Huggins, 26, was arrested in June after his mother discovered the remains of her young pit bull Bandit. Authorities say Huggins told them he strangled the dog, then used a steak knife to skin and eviscerate it.
Tampa police said they discovered the dog's head and innards in a trash can at Huggins' mother's home, and that Huggins had quartered the dog's remains, stored some of them in the freezer and cooked the ribs in a pot on the stove, eating some of the meat.
The one-day trial focused on the strangulation and whether it was a cruel death.

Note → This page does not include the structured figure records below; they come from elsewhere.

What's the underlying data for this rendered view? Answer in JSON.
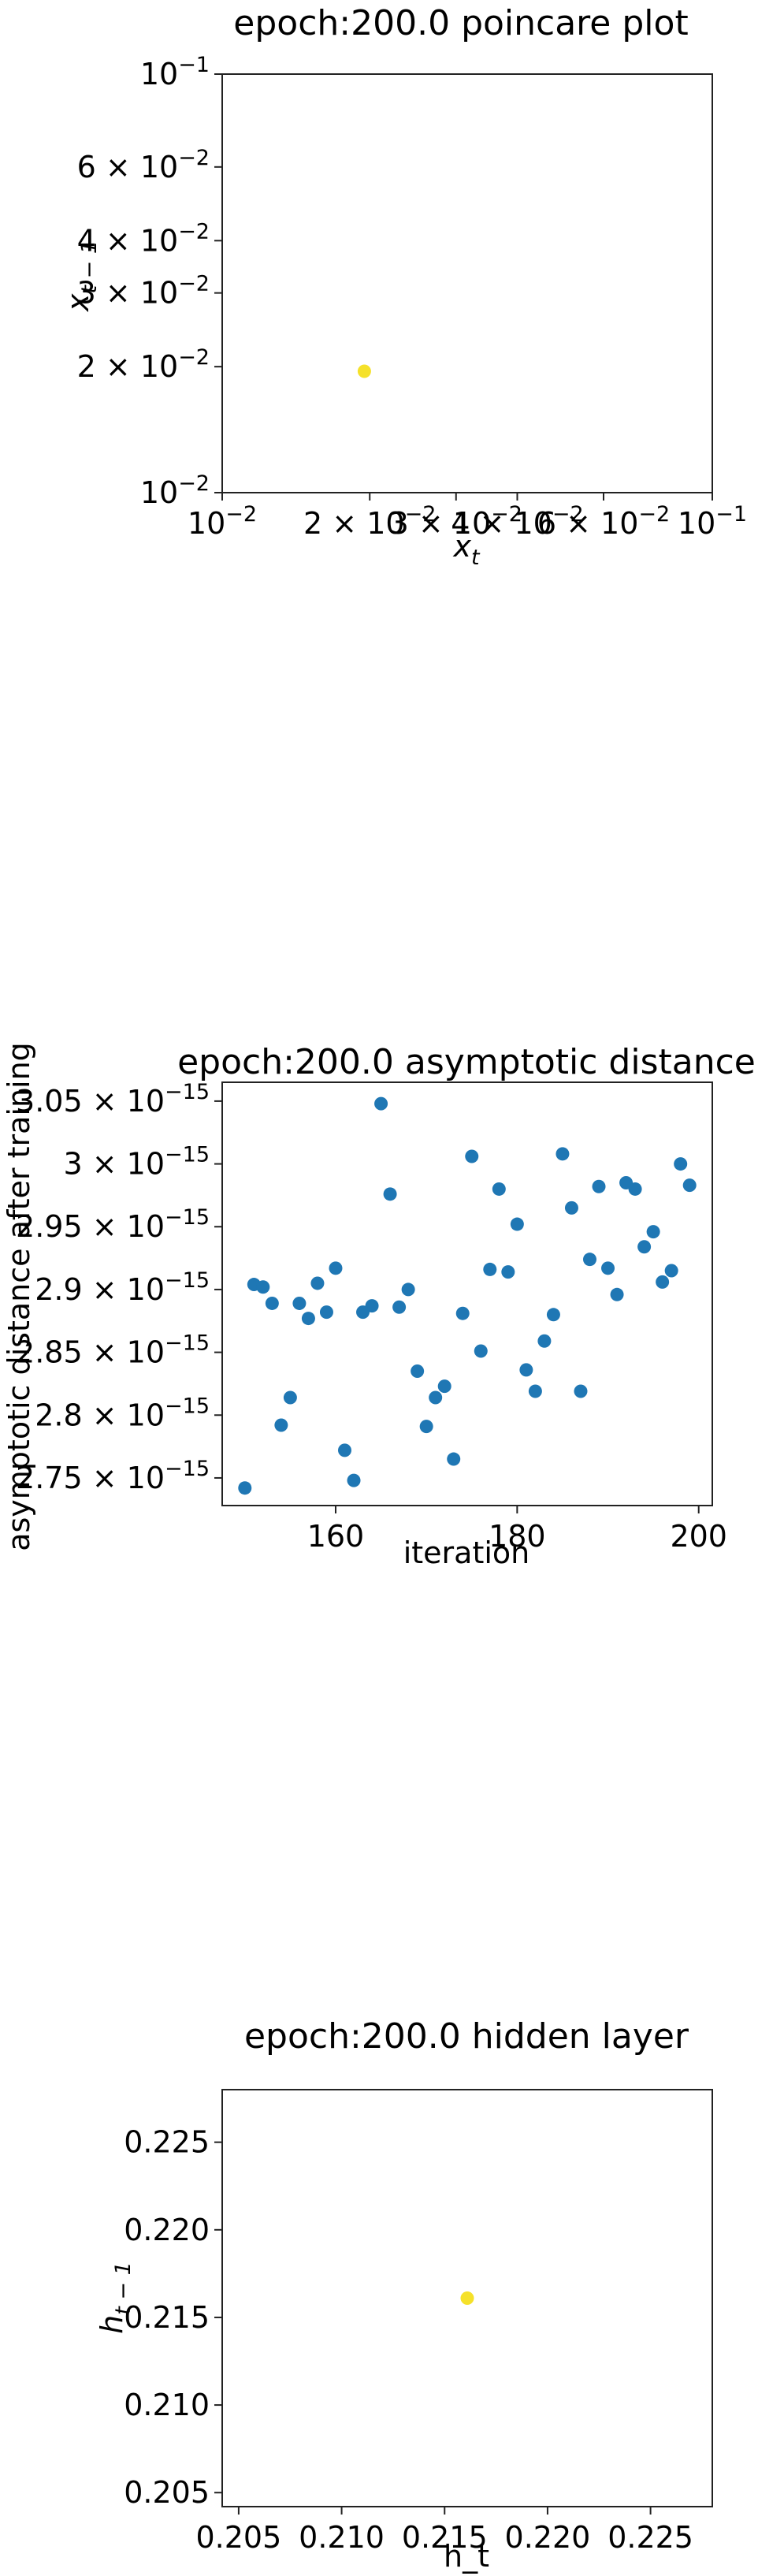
{
  "chart_data": [
    {
      "type": "scatter",
      "title": "epoch:200.0 poincare plot",
      "xlabel_base": "x",
      "xlabel_sub": "t",
      "ylabel_base": "x",
      "ylabel_sub": "t − 1",
      "xscale": "log",
      "yscale": "log",
      "xlim": [
        0.01,
        0.1
      ],
      "ylim": [
        0.01,
        0.1
      ],
      "xticks": [
        {
          "value": 0.01,
          "mant": "",
          "exp": "−2"
        },
        {
          "value": 0.02,
          "mant": "2 × ",
          "exp": "−2"
        },
        {
          "value": 0.03,
          "mant": "3 × ",
          "exp": "−2"
        },
        {
          "value": 0.04,
          "mant": "4 × ",
          "exp": "−2"
        },
        {
          "value": 0.06,
          "mant": "6 × ",
          "exp": "−2"
        },
        {
          "value": 0.1,
          "mant": "",
          "exp": "−1"
        }
      ],
      "yticks": [
        {
          "value": 0.01,
          "mant": "",
          "exp": "−2"
        },
        {
          "value": 0.02,
          "mant": "2 × ",
          "exp": "−2"
        },
        {
          "value": 0.03,
          "mant": "3 × ",
          "exp": "−2"
        },
        {
          "value": 0.04,
          "mant": "4 × ",
          "exp": "−2"
        },
        {
          "value": 0.06,
          "mant": "6 × ",
          "exp": "−2"
        },
        {
          "value": 0.1,
          "mant": "",
          "exp": "−1"
        }
      ],
      "points": [
        {
          "x": 0.0195,
          "y": 0.0195
        }
      ],
      "marker_color": "#f5e12a"
    },
    {
      "type": "scatter",
      "title": "epoch:200.0 asymptotic distance",
      "xlabel": "iteration",
      "ylabel": "asymptotic distance after training",
      "xlim": [
        147.5,
        201.5
      ],
      "ylim": [
        2.728e-15,
        3.065e-15
      ],
      "xticks": [
        {
          "value": 160,
          "label": "160"
        },
        {
          "value": 180,
          "label": "180"
        },
        {
          "value": 200,
          "label": "200"
        }
      ],
      "yticks": [
        {
          "value": 2.75e-15,
          "mant": "2.75 × ",
          "exp": "−15"
        },
        {
          "value": 2.8e-15,
          "mant": "2.8 × ",
          "exp": "−15"
        },
        {
          "value": 2.85e-15,
          "mant": "2.85 × ",
          "exp": "−15"
        },
        {
          "value": 2.9e-15,
          "mant": "2.9 × ",
          "exp": "−15"
        },
        {
          "value": 2.95e-15,
          "mant": "2.95 × ",
          "exp": "−15"
        },
        {
          "value": 3e-15,
          "mant": "3 × ",
          "exp": "−15"
        },
        {
          "value": 3.05e-15,
          "mant": "3.05 × ",
          "exp": "−15"
        }
      ],
      "x": [
        150,
        151,
        152,
        153,
        154,
        155,
        156,
        157,
        158,
        159,
        160,
        161,
        162,
        163,
        164,
        165,
        166,
        167,
        168,
        169,
        170,
        171,
        172,
        173,
        174,
        175,
        176,
        177,
        178,
        179,
        180,
        181,
        182,
        183,
        184,
        185,
        186,
        187,
        188,
        189,
        190,
        191,
        192,
        193,
        194,
        195,
        196,
        197,
        198,
        199
      ],
      "y": [
        2.742e-15,
        2.904e-15,
        2.902e-15,
        2.889e-15,
        2.792e-15,
        2.814e-15,
        2.889e-15,
        2.877e-15,
        2.905e-15,
        2.882e-15,
        2.917e-15,
        2.772e-15,
        2.748e-15,
        2.882e-15,
        2.887e-15,
        3.048e-15,
        2.976e-15,
        2.886e-15,
        2.9e-15,
        2.835e-15,
        2.791e-15,
        2.814e-15,
        2.823e-15,
        2.765e-15,
        2.881e-15,
        3.006e-15,
        2.851e-15,
        2.916e-15,
        2.98e-15,
        2.914e-15,
        2.952e-15,
        2.836e-15,
        2.819e-15,
        2.859e-15,
        2.88e-15,
        3.008e-15,
        2.965e-15,
        2.819e-15,
        2.924e-15,
        2.982e-15,
        2.917e-15,
        2.896e-15,
        2.985e-15,
        2.98e-15,
        2.934e-15,
        2.946e-15,
        2.906e-15,
        2.915e-15,
        3e-15,
        2.983e-15
      ],
      "marker_color": "#1f77b4"
    },
    {
      "type": "scatter",
      "title": "epoch:200.0 hidden layer",
      "xlabel": "h_t",
      "ylabel_base": "h",
      "ylabel_sub": "t − 1",
      "xlim": [
        0.2042,
        0.228
      ],
      "ylim": [
        0.2042,
        0.228
      ],
      "xticks": [
        {
          "value": 0.205,
          "label": "0.205"
        },
        {
          "value": 0.21,
          "label": "0.210"
        },
        {
          "value": 0.215,
          "label": "0.215"
        },
        {
          "value": 0.22,
          "label": "0.220"
        },
        {
          "value": 0.225,
          "label": "0.225"
        }
      ],
      "yticks": [
        {
          "value": 0.205,
          "label": "0.205"
        },
        {
          "value": 0.21,
          "label": "0.210"
        },
        {
          "value": 0.215,
          "label": "0.215"
        },
        {
          "value": 0.22,
          "label": "0.220"
        },
        {
          "value": 0.225,
          "label": "0.225"
        }
      ],
      "points": [
        {
          "x": 0.2161,
          "y": 0.2161
        }
      ],
      "marker_color": "#f5e12a"
    }
  ]
}
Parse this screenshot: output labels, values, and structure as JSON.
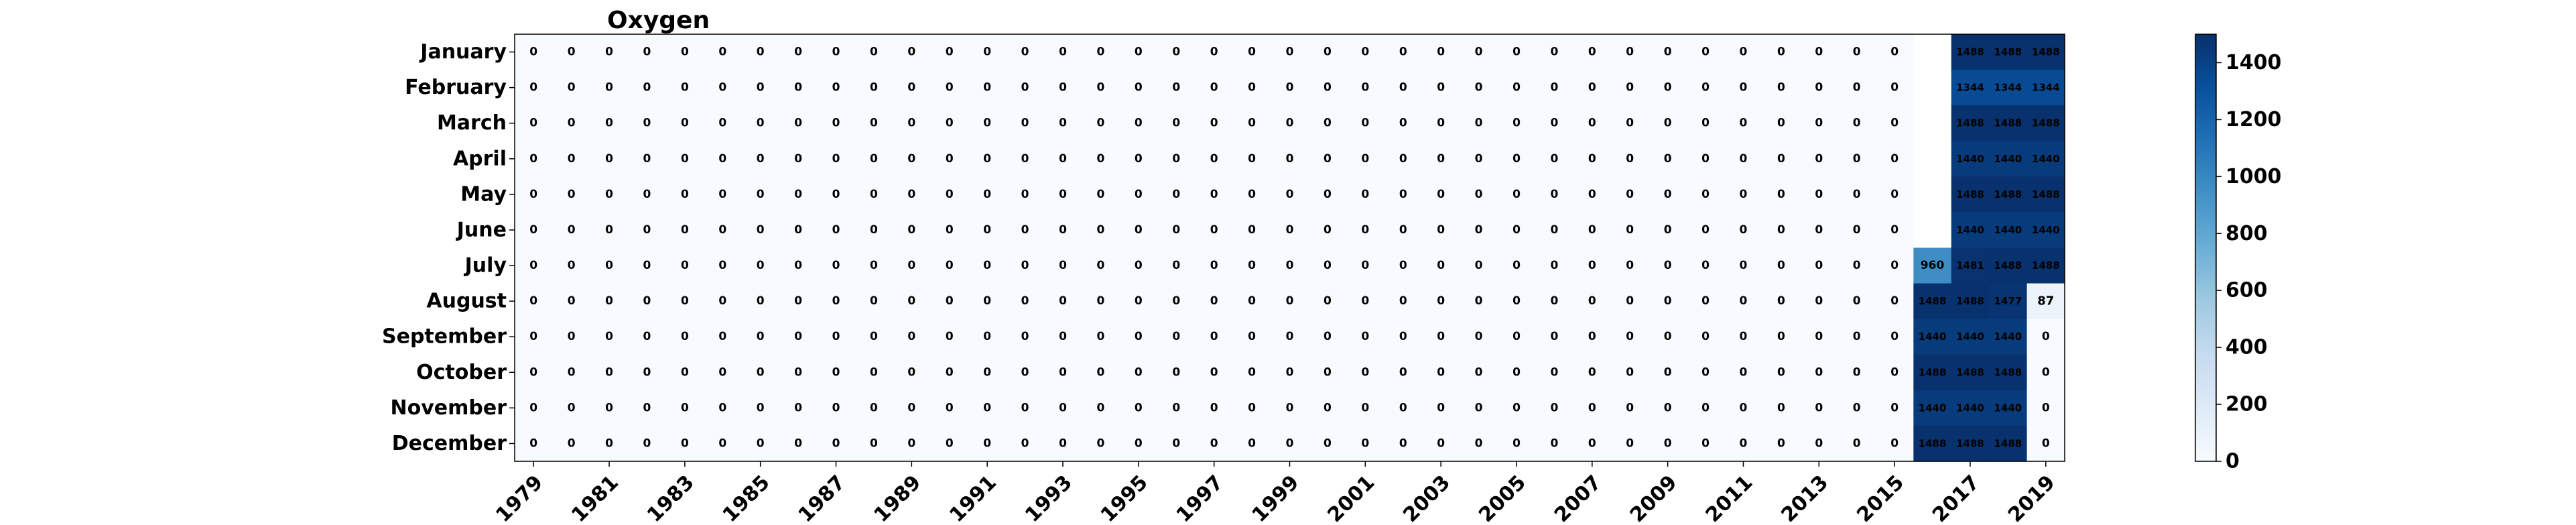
{
  "chart_data": {
    "type": "heatmap",
    "title": "Oxygen",
    "xlabel": "",
    "ylabel": "",
    "years": [
      1979,
      1980,
      1981,
      1982,
      1983,
      1984,
      1985,
      1986,
      1987,
      1988,
      1989,
      1990,
      1991,
      1992,
      1993,
      1994,
      1995,
      1996,
      1997,
      1998,
      1999,
      2000,
      2001,
      2002,
      2003,
      2004,
      2005,
      2006,
      2007,
      2008,
      2009,
      2010,
      2011,
      2012,
      2013,
      2014,
      2015,
      2016,
      2017,
      2018,
      2019
    ],
    "x_tick_labels": [
      "1979",
      "1981",
      "1983",
      "1985",
      "1987",
      "1989",
      "1991",
      "1993",
      "1995",
      "1997",
      "1999",
      "2001",
      "2003",
      "2005",
      "2007",
      "2009",
      "2011",
      "2013",
      "2015",
      "2017",
      "2019"
    ],
    "months": [
      "January",
      "February",
      "March",
      "April",
      "May",
      "June",
      "July",
      "August",
      "September",
      "October",
      "November",
      "December"
    ],
    "late_values": [
      [
        null,
        1488,
        1488,
        1488
      ],
      [
        null,
        1344,
        1344,
        1344
      ],
      [
        null,
        1488,
        1488,
        1488
      ],
      [
        null,
        1440,
        1440,
        1440
      ],
      [
        null,
        1488,
        1488,
        1488
      ],
      [
        null,
        1440,
        1440,
        1440
      ],
      [
        960,
        1481,
        1488,
        1488
      ],
      [
        1488,
        1488,
        1477,
        87
      ],
      [
        1440,
        1440,
        1440,
        0
      ],
      [
        1488,
        1488,
        1488,
        0
      ],
      [
        1440,
        1440,
        1440,
        0
      ],
      [
        1488,
        1488,
        1488,
        0
      ]
    ],
    "colorbar": {
      "colormap": "Blues",
      "range": [
        0,
        1500
      ],
      "ticks": [
        0,
        200,
        400,
        600,
        800,
        1000,
        1200,
        1400
      ]
    },
    "grid": false
  }
}
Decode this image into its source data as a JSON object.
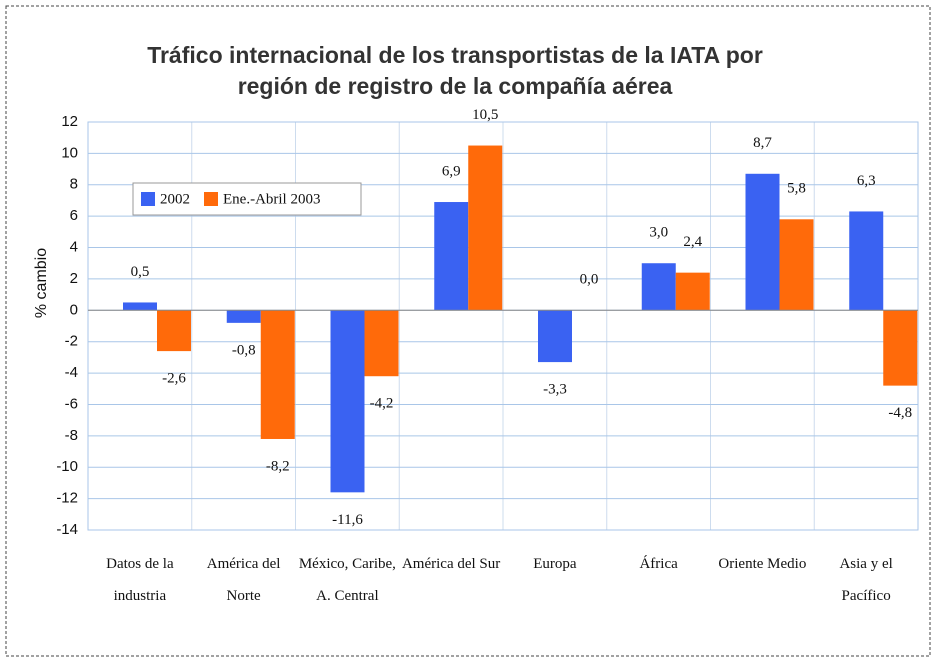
{
  "chart_data": {
    "type": "bar",
    "title": "Tráfico internacional de los transportistas de la IATA por región de registro de la compañía aérea",
    "y_label": "% cambio",
    "categories": [
      "Datos de la industria",
      "América del Norte",
      "México, Caribe, A. Central",
      "América del Sur",
      "Europa",
      "África",
      "Oriente Medio",
      "Asia y el Pacífico"
    ],
    "series": [
      {
        "name": "2002",
        "color": "#3a62f2",
        "values": [
          0.5,
          -0.8,
          -11.6,
          6.9,
          -3.3,
          3.0,
          8.7,
          6.3
        ],
        "value_labels": [
          "0,5",
          "-0,8",
          "-11,6",
          "6,9",
          "-3,3",
          "3,0",
          "8,7",
          "6,3"
        ]
      },
      {
        "name": "Ene.-Abril 2003",
        "color": "#ff6a0a",
        "values": [
          -2.6,
          -8.2,
          -4.2,
          10.5,
          0.0,
          2.4,
          5.8,
          -4.8
        ],
        "value_labels": [
          "-2,6",
          "-8,2",
          "-4,2",
          "10,5",
          "0,0",
          "2,4",
          "5,8",
          "-4,8"
        ]
      }
    ],
    "ylim": [
      -14,
      12
    ],
    "yticks": [
      12,
      10,
      8,
      6,
      4,
      2,
      0,
      -2,
      -4,
      -6,
      -8,
      -10,
      -12,
      -14
    ],
    "grid": true,
    "legend_position": "upper left"
  }
}
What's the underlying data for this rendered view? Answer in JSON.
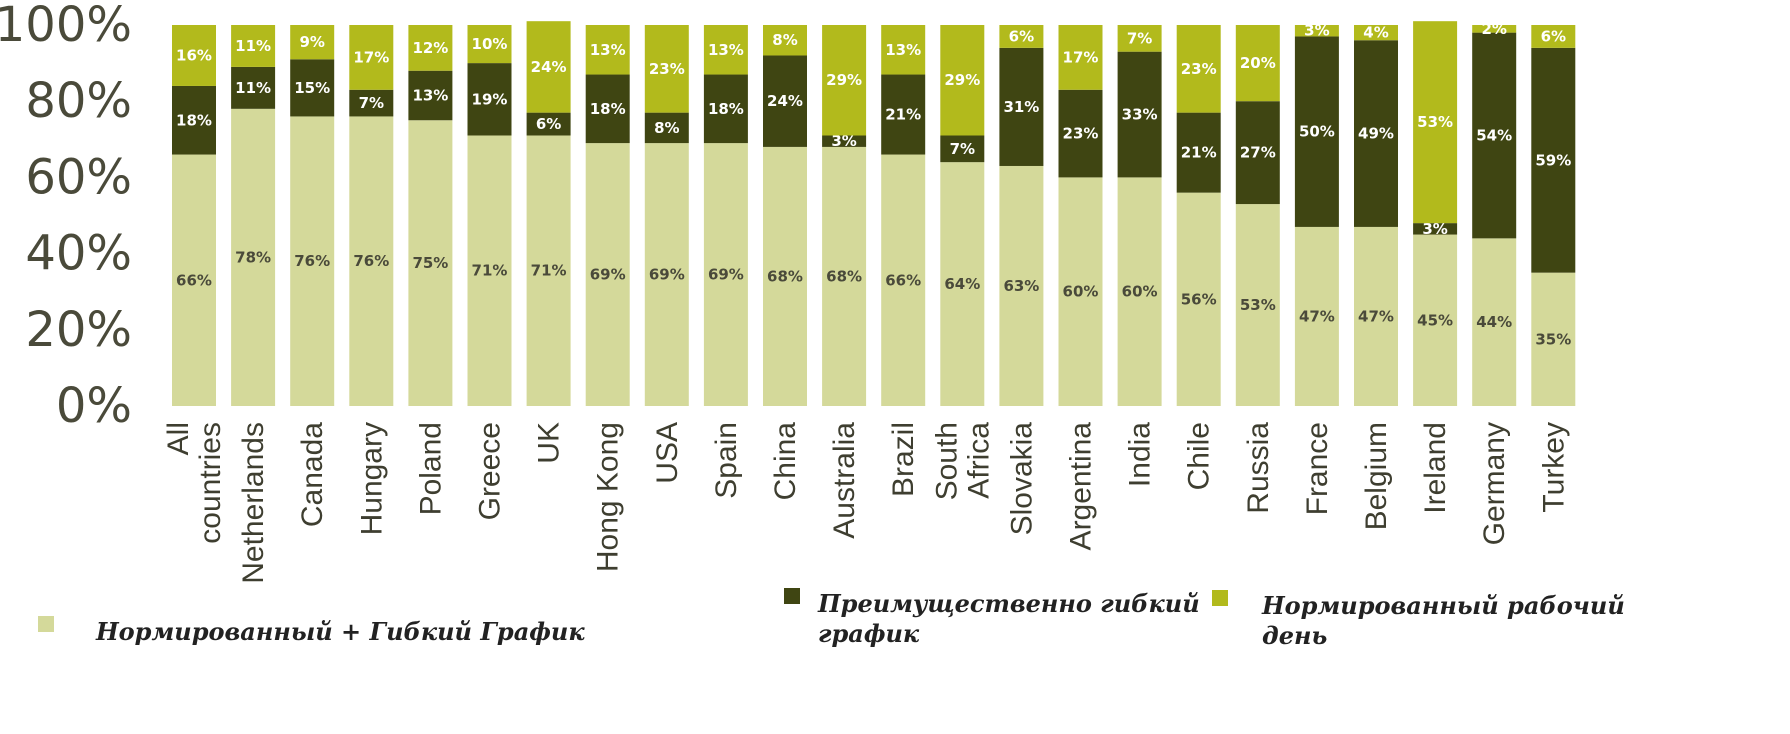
{
  "chart_data": {
    "type": "bar",
    "stacked": true,
    "ylim": [
      0,
      100
    ],
    "yticks": [
      "0%",
      "20%",
      "40%",
      "60%",
      "80%",
      "100%"
    ],
    "grid": false,
    "legend_position": "bottom",
    "categories": [
      [
        "All",
        "countries"
      ],
      [
        "Netherlands"
      ],
      [
        "Canada"
      ],
      [
        "Hungary"
      ],
      [
        "Poland"
      ],
      [
        "Greece"
      ],
      [
        "UK"
      ],
      [
        "Hong Kong"
      ],
      [
        "USA"
      ],
      [
        "Spain"
      ],
      [
        "China"
      ],
      [
        "Australia"
      ],
      [
        "Brazil"
      ],
      [
        "South",
        "Africa"
      ],
      [
        "Slovakia"
      ],
      [
        "Argentina"
      ],
      [
        "India"
      ],
      [
        "Chile"
      ],
      [
        "Russia"
      ],
      [
        "France"
      ],
      [
        "Belgium"
      ],
      [
        "Ireland"
      ],
      [
        "Germany"
      ],
      [
        "Turkey"
      ]
    ],
    "series": [
      {
        "name": "Нормированный + Гибкий График",
        "color": "#d4d99a",
        "label_color": "#4a4a3a",
        "values": [
          66,
          78,
          76,
          76,
          75,
          71,
          71,
          69,
          69,
          69,
          68,
          68,
          66,
          64,
          63,
          60,
          60,
          56,
          53,
          47,
          47,
          45,
          44,
          35
        ]
      },
      {
        "name": "Преимущественно гибкий график",
        "color": "#3f4512",
        "label_color": "#ffffff",
        "values": [
          18,
          11,
          15,
          7,
          13,
          19,
          6,
          18,
          8,
          18,
          24,
          3,
          21,
          7,
          31,
          23,
          33,
          21,
          27,
          50,
          49,
          3,
          54,
          59
        ]
      },
      {
        "name": "Нормированный рабочий день",
        "color": "#b2ba1c",
        "label_color": "#ffffff",
        "values": [
          16,
          11,
          9,
          17,
          12,
          10,
          24,
          13,
          23,
          13,
          8,
          29,
          13,
          29,
          6,
          17,
          7,
          23,
          20,
          3,
          4,
          53,
          2,
          6
        ]
      }
    ],
    "legend": [
      {
        "lines": [
          "Нормированный + Гибкий График"
        ],
        "color": "#d4d99a"
      },
      {
        "lines": [
          "Преимущественно гибкий",
          "график"
        ],
        "color": "#3f4512"
      },
      {
        "lines": [
          "Нормированный рабочий",
          "день"
        ],
        "color": "#b2ba1c"
      }
    ]
  }
}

Bill Zingalie, who works for Hillsborough County Animal Services, testified that he didn't see signs of blunt trauma or other injury in the remains. But he said, "Strangulation as a form of euthanasia is not considered an acceptable form of euthanasia in a dog."
Huggins sat staring down at his hands. He later told jurors that he held the dog in a cloth and twice tried to strangle it with a plastic garbage bag.
"I didn't want her to suffer," Huggins said. "I put it down because it was getting aggressive."
In a call from jail played to the jury, Huggins told his father that he didn't know what he did was illegal, and that his mother had blown it out of proportion.
Margie Huggins, Thomas Huggins' mother, said she and her son cared for Bandit together.
"It was Thomas' dog, but I helped Thomas take care of the dog," she said. "It was, like, our dog."
After Bandit's death, she said, she saw the dog's remains in the trash at her house.
"It was a dog's head, and the body parts, skin, she said. "It looked like my dog. Our dog."
Huggins' relatives told investigators he might suffer from mental illness, according to police records.
Huggins, who could spend up to five years in prison, is scheduled to be sentenced on Dec. 19. After the verdict was read Thursday, he asked Judge Samantha Ward if he could receive his sentence right away.
"I don't think you'd like my sentence if I sentenced you right now," Ward said.